The least India could have done was
to reiterate United Nations’ unambiguous condemnation of the sustained ‘ethnic
cleansing’ that Myanmar is engaged in, but India did not. The UN Security
Council has chastised the ARSA for attacking the army, but has also condemned
Myanmar for “excessive violence during the security operations". It also
called for "immediate steps to end the violence in Rakhine, de-escalate
the situation, re-establish law and order, ensure the protection of
civilians". China had cleared this stand and India could just have taken a
similar stand, instead of appearing to support only the junta in Myanmar. We
need to support Bangladesh’s struggle against
Islamic extremism as trouble makers like Turkey’s Erdogan and the ISIS are
fishing in troubled waters, too dangerously near our borders. Even Buddhist
Thailand has openly condemned Myanmar’s excesses in the name of Buddhism and so
have Muslim Malaysia and Indonesia.
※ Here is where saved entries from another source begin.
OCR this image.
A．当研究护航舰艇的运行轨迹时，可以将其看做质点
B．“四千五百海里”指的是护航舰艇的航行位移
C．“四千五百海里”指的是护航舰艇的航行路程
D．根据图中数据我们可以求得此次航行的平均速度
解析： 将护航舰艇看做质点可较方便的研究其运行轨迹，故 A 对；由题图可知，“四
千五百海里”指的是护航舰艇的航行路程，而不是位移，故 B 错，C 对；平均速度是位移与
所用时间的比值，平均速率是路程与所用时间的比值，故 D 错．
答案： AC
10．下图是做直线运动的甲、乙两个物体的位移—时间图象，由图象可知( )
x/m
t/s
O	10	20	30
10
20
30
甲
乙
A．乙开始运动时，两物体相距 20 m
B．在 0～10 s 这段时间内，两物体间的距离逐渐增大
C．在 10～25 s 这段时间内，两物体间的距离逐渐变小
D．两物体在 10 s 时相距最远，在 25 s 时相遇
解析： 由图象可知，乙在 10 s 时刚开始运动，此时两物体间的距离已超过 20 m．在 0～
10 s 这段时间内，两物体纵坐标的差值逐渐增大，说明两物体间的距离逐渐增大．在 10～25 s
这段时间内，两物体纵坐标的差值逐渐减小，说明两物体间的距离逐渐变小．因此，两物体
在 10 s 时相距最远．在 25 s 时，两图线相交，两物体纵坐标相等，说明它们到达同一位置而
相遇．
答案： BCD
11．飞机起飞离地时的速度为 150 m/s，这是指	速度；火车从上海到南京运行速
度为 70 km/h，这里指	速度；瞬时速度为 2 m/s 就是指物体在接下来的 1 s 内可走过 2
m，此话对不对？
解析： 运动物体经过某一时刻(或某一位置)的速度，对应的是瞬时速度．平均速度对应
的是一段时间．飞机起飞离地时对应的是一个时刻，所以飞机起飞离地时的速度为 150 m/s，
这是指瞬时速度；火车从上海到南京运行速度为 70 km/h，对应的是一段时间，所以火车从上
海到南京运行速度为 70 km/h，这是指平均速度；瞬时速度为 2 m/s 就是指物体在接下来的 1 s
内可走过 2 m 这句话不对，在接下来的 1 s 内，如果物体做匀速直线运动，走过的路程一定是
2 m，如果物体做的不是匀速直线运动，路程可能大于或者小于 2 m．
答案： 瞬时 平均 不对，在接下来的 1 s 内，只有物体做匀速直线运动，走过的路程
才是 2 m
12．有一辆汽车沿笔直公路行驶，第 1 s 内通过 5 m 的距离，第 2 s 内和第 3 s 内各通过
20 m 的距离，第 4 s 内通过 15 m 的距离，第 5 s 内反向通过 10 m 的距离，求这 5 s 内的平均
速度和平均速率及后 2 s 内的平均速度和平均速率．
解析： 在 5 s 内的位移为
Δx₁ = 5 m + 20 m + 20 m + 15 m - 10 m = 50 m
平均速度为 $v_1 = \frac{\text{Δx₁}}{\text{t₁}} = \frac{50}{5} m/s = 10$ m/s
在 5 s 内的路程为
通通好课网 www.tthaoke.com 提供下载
India just cannot afford to hug General
Ming Aung Hlang and his killers. A section of Rohingyas are taking help from
Islamic terrorists abroad, but to condemn an entire people as terrorists
without examining the deep roots is a shallow act. This myopic view does
irreparable damage even within India and we need to step up a ‘Mission
Humanity’ immediately. A part of what we spend on war could be invested in
peace as well, so that war is avoided. India needs to send a planned series of
plane loads and shipping fleets full of relief materials to Bangladesh so that
it can provide better relief to the refugees. Or else other nations will step
into our neighbourhood and breathe down our shoulders. Massive medical and
financial aid can still save the day for India and retrieve its image from
present one of being a clumsy, witless giant that hits entire populations with
fat clubs, because it cannot fix its
arrows on those terrorists who need to be shot.
As the world’s largest and most
successful multi-cultural federation, India needs also to declare that it does
not subscribe to narrow Islam-phobia and let us ask just one question. What
would India’s attitude be if the Rohingyas were Hindus?